Most of the criticism against Nitsch is based on his denial of the symbolic consequences of his actions, or his apparent disregard for animal rights and the desecration of animals in his performances. Evidently, the public is also sometimes mesmerized by the cult of blood, and the executions (or simulated executions) of human beings and animals. Rather than answer to these specific criticisms or experiences, which seem to hold the arts to a higher standard, and deny the prevalence of these very practices in contemporary life, it is important to emphasize that a work of art permits people to receive their own existential experience, according to their own past. Nitsch's project is very rich and extreme in that sense and the sheer diversity of responses to his work should be embraced.
Now it is time to return to the question posed at the beginning of this article, concerning how Hermann Nitsch's performances should be viewed today in relation to the actual blood orgies performed by militant terrorists in Iraq, Sudan, Chechnya, and other parts of the world? How should we view Nitsch's project, and how will his work survive, in a world of real cruelty and liturgical fundamentalism, and the everyday encounter with images of extreme and bloody genocide and natural disasters (in Sudan, Indonesia, and South East Asia, for example, or even in movies such as Mel Gibson's recent blockbuster The Passion of The Christ)? After many years of viewing Nitsch's work as provocative, now, more than ever, it sadly seems like a kind of prophesy and has taken over the world around us.
Does the ferocity and degree of provocation and cruelty in Nitsch's work diminish when juxtaposed with current geopolitical developments in which Islamic fanatics behead innocent civilians through the medium of cable television? These activities by militant terrorists must also be seen as performances with their own political and social implications, targets, and agendas.
The ability to remove ourselves from Nitsch's work is an important quality which differentiates the domain of art from the domain of reality, and in particular the domain of terrorism. During Nitsch's performances, one receives catharsis without risking one's life, either by voluntarily participating as an actor, or by experiencing intense feelings as a viewer. It is the possibility to escape, however, that differentiates this art from its ceaselessly violent other. The absence of fear is what permits the ludic pact for Nitsch, which is so thoroughly contrary to the actual executions taking place right now in Iraq and broadcast on cable television.

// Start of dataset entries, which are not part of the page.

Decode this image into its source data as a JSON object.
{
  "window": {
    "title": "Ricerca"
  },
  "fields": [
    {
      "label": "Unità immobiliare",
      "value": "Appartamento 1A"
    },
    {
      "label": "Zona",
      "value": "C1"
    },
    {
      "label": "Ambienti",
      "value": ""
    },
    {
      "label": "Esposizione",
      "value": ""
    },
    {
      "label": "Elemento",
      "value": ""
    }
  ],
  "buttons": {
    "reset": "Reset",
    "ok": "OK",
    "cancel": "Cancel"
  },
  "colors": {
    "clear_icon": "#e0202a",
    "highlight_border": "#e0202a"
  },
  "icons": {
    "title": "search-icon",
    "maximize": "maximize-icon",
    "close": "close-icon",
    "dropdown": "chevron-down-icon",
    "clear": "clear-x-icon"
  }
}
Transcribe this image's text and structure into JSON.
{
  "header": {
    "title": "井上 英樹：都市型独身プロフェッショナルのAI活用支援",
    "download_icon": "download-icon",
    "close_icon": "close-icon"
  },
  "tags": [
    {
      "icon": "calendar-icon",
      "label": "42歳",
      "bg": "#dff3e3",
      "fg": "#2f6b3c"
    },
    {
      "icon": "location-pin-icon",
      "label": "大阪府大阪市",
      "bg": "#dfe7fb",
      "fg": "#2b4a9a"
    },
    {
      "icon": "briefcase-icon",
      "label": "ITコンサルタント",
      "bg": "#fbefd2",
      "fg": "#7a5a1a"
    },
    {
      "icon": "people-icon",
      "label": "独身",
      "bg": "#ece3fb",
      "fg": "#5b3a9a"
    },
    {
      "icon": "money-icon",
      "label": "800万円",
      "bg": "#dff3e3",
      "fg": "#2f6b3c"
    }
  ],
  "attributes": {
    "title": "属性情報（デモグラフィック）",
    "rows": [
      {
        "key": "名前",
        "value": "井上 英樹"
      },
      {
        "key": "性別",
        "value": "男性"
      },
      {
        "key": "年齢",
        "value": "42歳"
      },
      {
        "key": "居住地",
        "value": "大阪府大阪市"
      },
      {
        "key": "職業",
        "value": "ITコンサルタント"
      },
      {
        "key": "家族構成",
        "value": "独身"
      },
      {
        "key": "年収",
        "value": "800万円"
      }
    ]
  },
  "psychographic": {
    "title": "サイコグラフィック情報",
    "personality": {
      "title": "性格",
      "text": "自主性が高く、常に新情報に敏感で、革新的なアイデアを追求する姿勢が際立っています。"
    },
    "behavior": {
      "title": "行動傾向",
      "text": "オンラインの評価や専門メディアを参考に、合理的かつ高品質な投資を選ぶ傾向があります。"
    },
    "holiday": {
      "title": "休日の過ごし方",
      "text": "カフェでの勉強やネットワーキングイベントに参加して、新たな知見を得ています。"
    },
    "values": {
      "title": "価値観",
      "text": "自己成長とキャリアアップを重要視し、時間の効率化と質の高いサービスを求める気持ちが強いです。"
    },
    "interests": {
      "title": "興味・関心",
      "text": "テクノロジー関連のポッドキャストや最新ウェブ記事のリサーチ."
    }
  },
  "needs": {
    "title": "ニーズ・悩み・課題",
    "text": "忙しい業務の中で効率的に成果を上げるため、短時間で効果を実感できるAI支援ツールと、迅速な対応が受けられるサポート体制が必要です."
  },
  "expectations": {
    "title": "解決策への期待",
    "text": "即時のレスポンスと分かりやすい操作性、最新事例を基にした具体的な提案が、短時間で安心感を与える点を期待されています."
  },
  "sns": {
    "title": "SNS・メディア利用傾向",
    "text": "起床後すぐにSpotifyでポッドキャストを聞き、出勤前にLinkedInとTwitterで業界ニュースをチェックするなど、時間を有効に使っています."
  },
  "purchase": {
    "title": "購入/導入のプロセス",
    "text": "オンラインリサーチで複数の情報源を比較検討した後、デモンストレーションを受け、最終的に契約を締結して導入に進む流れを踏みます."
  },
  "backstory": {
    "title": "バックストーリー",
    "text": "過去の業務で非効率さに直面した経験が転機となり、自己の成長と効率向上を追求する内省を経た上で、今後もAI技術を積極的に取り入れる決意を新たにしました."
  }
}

While Nitsch mainly calls forth the forces of eros (life-affirming drives), he also flirts with thanatos (death drives). The forms of militant terrorism and fundamentalism that we see today in Iraq and other countries present us with a world marked exclusively by thanatos. And that is an enormous difference that needs to be recognized. I believe that art is to art, as life is to life. These are two different domains that never meet completely. If one day these two domains lose their singularity, perhaps one of them will disappear.